POESIE

POESIE PAGE 3

ATTENTION JE VOUS RAPELLE QUE CES PAGES SONT DESTINEES A UN PUBLIC AVERTIT!!!!! ET QUE LES TEXTES N'ENGAGENT QUE LEURS AUTEURS

Voici d'autres trés beaux poémes que vous m'avez envoyé ou que j'ai trouvé sur le net (ils sont publié ici avec autorisation des auteurs)
Mon innocence m'a trompé

J'avais neuf ans, l'âge de l'ignorance...

Vous m'avez proposé une ballade, j'ai accepté

Vous avez trompé ma confiance

A vos propositions, je me suis abaissée.

Mon pantalon vous me l'avez enlevé

Mon corps vous l'avez allongé

Mes larmes et mes cris vous les avez ignorés

Ma virginité vous me l'avez volé

A ce moment je n'avais rien compris

Ce fut un chamboulement dans ma vie

A présent je suis devenue femme

Et je compte reprendre mon âme!!

Les caresses me font peur

Les hommes m'effrayent

Je veux que votre conscience pleure

Parce que vous êtes cruel

Y a sept ans de ça...

J'ai enfin réussi à parler

La justice est en train de vous chercher

Avouez, excusez vous et ça en finira là

Au tribunal, je souhaite la confrontation

Il faudra vous faire une raison

Vous m'avez baisé, violé

Ma vie et la votre sont gachées!!!

Opedialou

Merci beaucoup opedialou pour ce poeme et pour tes mails...

Pourquoi m'as tu .....violée

Je me souviens de ton regard, perçant, mystérieux et noir.

Jamais je ne me serais doutée.

Qu'il pouvais cacher autant de méchanceté.

À tes belles paroles j'ai tant voulu croire. .

Que moi-même je me suis leurrée.

Il ne me reste plus que mon désespoir.

Et mes larmes pour pleurer. .

Comment effacer de ma mémoire.

Ton visage, qui tout à coup, s'est transformé.

Me laissant ainsi entrevoir.

La vraie nature de ta personnalité.

Mais comment aurais-je pu savoir.

Que ton âme camouflait tant d'agressivité.

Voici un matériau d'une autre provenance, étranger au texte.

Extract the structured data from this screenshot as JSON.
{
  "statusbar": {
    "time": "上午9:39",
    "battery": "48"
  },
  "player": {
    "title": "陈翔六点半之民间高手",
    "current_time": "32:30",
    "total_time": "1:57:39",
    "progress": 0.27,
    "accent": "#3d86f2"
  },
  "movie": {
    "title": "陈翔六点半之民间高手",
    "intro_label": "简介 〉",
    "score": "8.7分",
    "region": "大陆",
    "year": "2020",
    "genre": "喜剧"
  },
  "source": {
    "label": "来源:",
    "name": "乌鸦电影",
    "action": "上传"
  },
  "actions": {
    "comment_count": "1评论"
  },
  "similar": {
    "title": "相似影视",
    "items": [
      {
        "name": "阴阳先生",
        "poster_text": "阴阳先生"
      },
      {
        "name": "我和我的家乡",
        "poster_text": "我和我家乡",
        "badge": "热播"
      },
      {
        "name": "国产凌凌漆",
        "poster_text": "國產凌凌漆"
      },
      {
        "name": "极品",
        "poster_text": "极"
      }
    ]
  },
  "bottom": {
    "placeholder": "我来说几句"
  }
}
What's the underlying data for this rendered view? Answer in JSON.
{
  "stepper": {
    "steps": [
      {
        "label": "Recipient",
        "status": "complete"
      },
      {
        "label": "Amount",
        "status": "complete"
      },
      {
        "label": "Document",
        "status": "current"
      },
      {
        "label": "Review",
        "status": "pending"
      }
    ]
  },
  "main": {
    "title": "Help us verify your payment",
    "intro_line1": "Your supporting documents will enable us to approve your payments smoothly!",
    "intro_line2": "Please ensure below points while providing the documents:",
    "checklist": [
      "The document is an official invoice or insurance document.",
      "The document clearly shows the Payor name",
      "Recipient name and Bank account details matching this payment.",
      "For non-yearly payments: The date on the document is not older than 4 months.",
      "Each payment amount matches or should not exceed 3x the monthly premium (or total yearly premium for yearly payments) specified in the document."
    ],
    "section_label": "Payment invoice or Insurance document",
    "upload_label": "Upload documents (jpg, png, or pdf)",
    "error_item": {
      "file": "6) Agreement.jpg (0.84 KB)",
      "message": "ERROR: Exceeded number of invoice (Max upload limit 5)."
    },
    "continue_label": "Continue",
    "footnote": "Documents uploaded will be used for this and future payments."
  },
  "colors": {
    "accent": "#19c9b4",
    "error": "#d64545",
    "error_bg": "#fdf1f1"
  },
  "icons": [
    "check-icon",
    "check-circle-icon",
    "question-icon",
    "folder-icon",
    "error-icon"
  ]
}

Jusqu'au dernier instant j'ai gardé espoir.

De ne pas m'être trompé.

Malheureusement je n'ai pas su deviner. .

Tes mauvaises intentions, dissimulées.

Et ce soir là quand ta cruauté s'est déversée.

Contre mon gré, de mon corps tu t'es emparé.

Avec violence, tu m'as forcer à te faire premier.

En milles morceaux ma chair, mon âme tu as brisé.

Balayé de mon coeur la possibilité d'aimer à nouveaux.

Détruis en moi l'éventualité de ce sentiment si beaux.

Les années ont finies par s'écouler. .

Mais jamais je ne t'ai pardonné.

Même si parfois j'arrive à oublier.

Souvent ton cauchemar revient me hanter.

On m'avait dit que tout s'efface.

À l'intérieur et en surface.

J'aurai appris qu'il faut du temps.

Mais le temps passe.heureusement.

A toi

Sassounette

Merci beaucoup!

Quand de l'oublie reste la souffrance....

Comment pourrait on appeler ce qui a pu se passer?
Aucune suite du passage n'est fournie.